When the Beatles stepped off of that plane so many years ago, the entertainment industry changed permanently. The never-before-seen deluge of fan adoration was a bottomless well ready to be tapped. And no time was wasted in producing everything from little plastic guitars to Beatle-painted automobiles.
Little ABC, the perennial third-place network, cashed in on the Fab Four as well. They began showing The Beatles as a Saturday morning TV cartoon beginning on September 25, 1965.
And we Baby Boomer kids loved it.
The show maintained a basic premise: two adventures, and two songs, a kid’s version of Sing Along with Mitch, complete with a bouncing ball, as I recall.
I assumed it was really the Beatles doing the voiceovers when I was six. Of course, the bandmembers were far too busy conquering the musical world to do it. The actors who did the talking were Lance Percival (Paul and Ringo), and Paul Frees (John and George). What I remember (now keep in mind I haven’t seen the cartoon since Nixon was President) was Ringo’s distinctive laugh. Apparently, it was artistic license, as I never heard him laugh that way in real life interviews.
BTW, Frees provided the voice of Boris Badenov in the immortal Bullwinkle series.
Additionally, the Beatles’ Liverpudlian accents were Americanized a bit to make them more understandable to American kids, and this was not well received by Britons in general, the Fab Four in particular. The show was not shown in the UK until the 1970’s.
But I certainly remember the songs. They used some of the more obscure ones as well as the big hits. For instance, I remember belting out “Mr. Moonlight,” a definite non-best-seller, as that ball bounced endlessly across our black and white television. But I also remember “A Hard day’s Night.” However, I never did figure out what a hard day’s night meant.
There was also a riff played before each new adventure that I remember well. It must have been played by hired help, as I have never seen it mentioned on the most comprehensive Beatle anthologies.
The Beatles appealed to a very wide range of demographic groups. Could you imagine a Rolling Stones cartoon? And many Big Band fans and Bobbysoxers found the Beatles’ unique power pop sound appealing, much to their offsprings’ disgust.

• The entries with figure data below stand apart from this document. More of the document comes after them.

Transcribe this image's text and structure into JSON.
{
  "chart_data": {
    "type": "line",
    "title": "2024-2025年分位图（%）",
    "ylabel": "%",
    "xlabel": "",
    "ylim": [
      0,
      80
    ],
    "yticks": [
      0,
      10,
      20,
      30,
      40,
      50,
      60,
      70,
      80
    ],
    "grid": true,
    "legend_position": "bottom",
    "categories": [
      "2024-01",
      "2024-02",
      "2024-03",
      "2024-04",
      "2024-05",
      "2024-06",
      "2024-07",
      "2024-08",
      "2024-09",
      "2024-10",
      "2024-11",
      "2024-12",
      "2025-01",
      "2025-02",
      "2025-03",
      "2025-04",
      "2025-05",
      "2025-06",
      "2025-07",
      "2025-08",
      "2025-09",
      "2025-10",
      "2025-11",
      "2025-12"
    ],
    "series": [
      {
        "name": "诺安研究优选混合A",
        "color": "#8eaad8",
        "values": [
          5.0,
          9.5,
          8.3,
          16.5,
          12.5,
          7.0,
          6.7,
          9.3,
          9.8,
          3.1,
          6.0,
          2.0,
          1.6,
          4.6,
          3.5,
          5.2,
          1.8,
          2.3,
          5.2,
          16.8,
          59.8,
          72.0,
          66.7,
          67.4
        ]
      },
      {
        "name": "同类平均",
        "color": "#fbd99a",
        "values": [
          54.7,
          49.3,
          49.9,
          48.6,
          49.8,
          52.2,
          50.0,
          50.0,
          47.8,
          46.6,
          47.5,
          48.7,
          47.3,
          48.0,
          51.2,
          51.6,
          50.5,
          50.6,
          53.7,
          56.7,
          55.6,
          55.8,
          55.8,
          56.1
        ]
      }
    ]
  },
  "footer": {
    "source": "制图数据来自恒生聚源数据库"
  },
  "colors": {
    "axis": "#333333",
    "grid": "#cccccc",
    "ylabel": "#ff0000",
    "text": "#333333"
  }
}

But there was something about the original Fab Four, with their dry, slightly long locks that absolutely hooked many of us Boomer children, and continues to appeal to us many years later.
IMH(adult)O, the Beatles’ just got better with time. But that’s not how I felt back then. I was disturbed that the Beatles of 1969 looked so hairy and unkempt. I wanted them to be the clean, cartoon images that were on the television show. And apparently I wasn’t the only kid who felt that way. The show’s ratings had dropped precipitously by then and the last ABC episode aired that year.

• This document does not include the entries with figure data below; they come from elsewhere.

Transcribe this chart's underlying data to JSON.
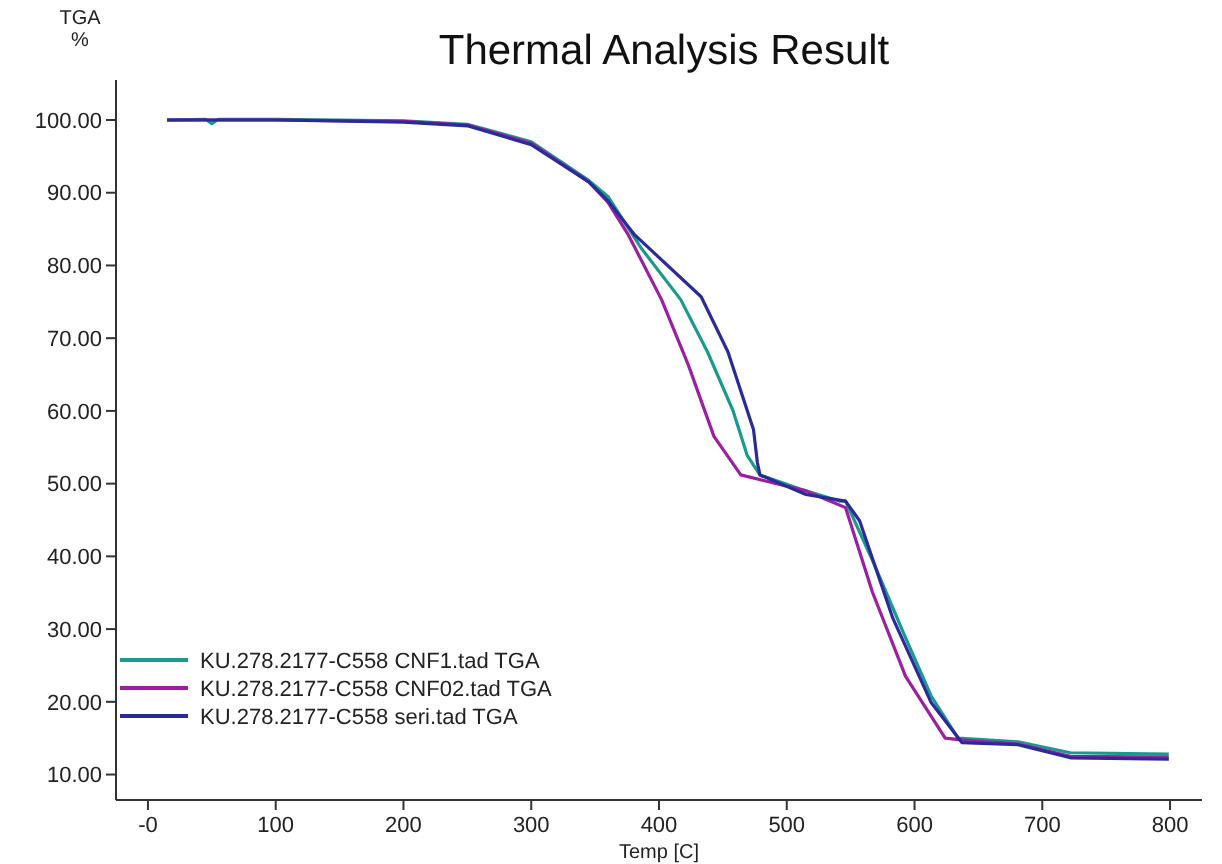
{
  "chart_data": {
    "type": "line",
    "title": "Thermal Analysis Result",
    "xlabel": "Temp [C]",
    "ylabel": "TGA %",
    "xlim": [
      -25,
      825
    ],
    "ylim": [
      6.5,
      105.5
    ],
    "xticks": [
      {
        "value": 0,
        "label": "-0"
      },
      100,
      200,
      300,
      400,
      500,
      600,
      700,
      800
    ],
    "yticks": [
      {
        "value": 10,
        "label": "10.00"
      },
      {
        "value": 20,
        "label": "20.00"
      },
      {
        "value": 30,
        "label": "30.00"
      },
      {
        "value": 40,
        "label": "40.00"
      },
      {
        "value": 50,
        "label": "50.00"
      },
      {
        "value": 60,
        "label": "60.00"
      },
      {
        "value": 70,
        "label": "70.00"
      },
      {
        "value": 80,
        "label": "80.00"
      },
      {
        "value": 90,
        "label": "90.00"
      },
      {
        "value": 100,
        "label": "100.00"
      }
    ],
    "grid": false,
    "legend": "bottom left",
    "marker": "none",
    "line_style": "solid",
    "series": [
      {
        "name": "KU.278.2177-C558 CNF1.tad TGA",
        "color": "#1a9a8c",
        "x": [
          15,
          45,
          50,
          55,
          100,
          200,
          250,
          300,
          345,
          360,
          386,
          417,
          438,
          458,
          469,
          479,
          510,
          541,
          546,
          567,
          593,
          613,
          634,
          681,
          722,
          799
        ],
        "values": [
          100,
          100.1,
          99.5,
          100.1,
          100.1,
          99.9,
          99.4,
          97,
          91.7,
          89.5,
          82.4,
          75.3,
          68.1,
          60,
          53.9,
          51.2,
          49.3,
          47.6,
          47.6,
          39.5,
          28.8,
          20.8,
          15,
          14.5,
          13,
          12.8
        ]
      },
      {
        "name": "KU.278.2177-C558 CNF02.tad TGA",
        "color": "#9b1fa0",
        "x": [
          15,
          100,
          200,
          250,
          300,
          345,
          360,
          376,
          402,
          423,
          443,
          464,
          485,
          515,
          546,
          567,
          593,
          624,
          640,
          681,
          722,
          799
        ],
        "values": [
          100,
          100,
          99.8,
          99.3,
          96.8,
          91.5,
          88.7,
          84.2,
          75.3,
          66.3,
          56.5,
          51.2,
          50.3,
          49,
          46.7,
          35.1,
          23.5,
          15,
          14.7,
          14.2,
          12.5,
          12.4
        ]
      },
      {
        "name": "KU.278.2177-C558 seri.tad TGA",
        "color": "#2b2a9a",
        "x": [
          15,
          100,
          200,
          250,
          300,
          345,
          360,
          381,
          433,
          454,
          474,
          477,
          479,
          515,
          546,
          557,
          583,
          613,
          637,
          681,
          722,
          799
        ],
        "values": [
          100,
          100,
          99.7,
          99.2,
          96.6,
          91.5,
          88.9,
          84.2,
          75.7,
          68.1,
          57.4,
          52.9,
          51.2,
          48.5,
          47.6,
          44.9,
          31.5,
          19.9,
          14.4,
          14.1,
          12.3,
          12.1
        ]
      }
    ]
  }
}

Some blame the show’s demise on a newfound superhero obsession, sparked by Batman. But there was just too much genius involved to keep the whole Beatlemania phenomenon going. The previously mentioned Rolling Stones have had their ups and downs over the years, but their legacy is sustained quality. The Beatles, on the other hand, after their unbelievable debut in the USA, could not possibly last more than a few brief years.
Neil Young said “it’s better to burn out than to fade away.” When a supernova-sized flame burns as brightly as did the initial spark of the Beatles, that may well be true.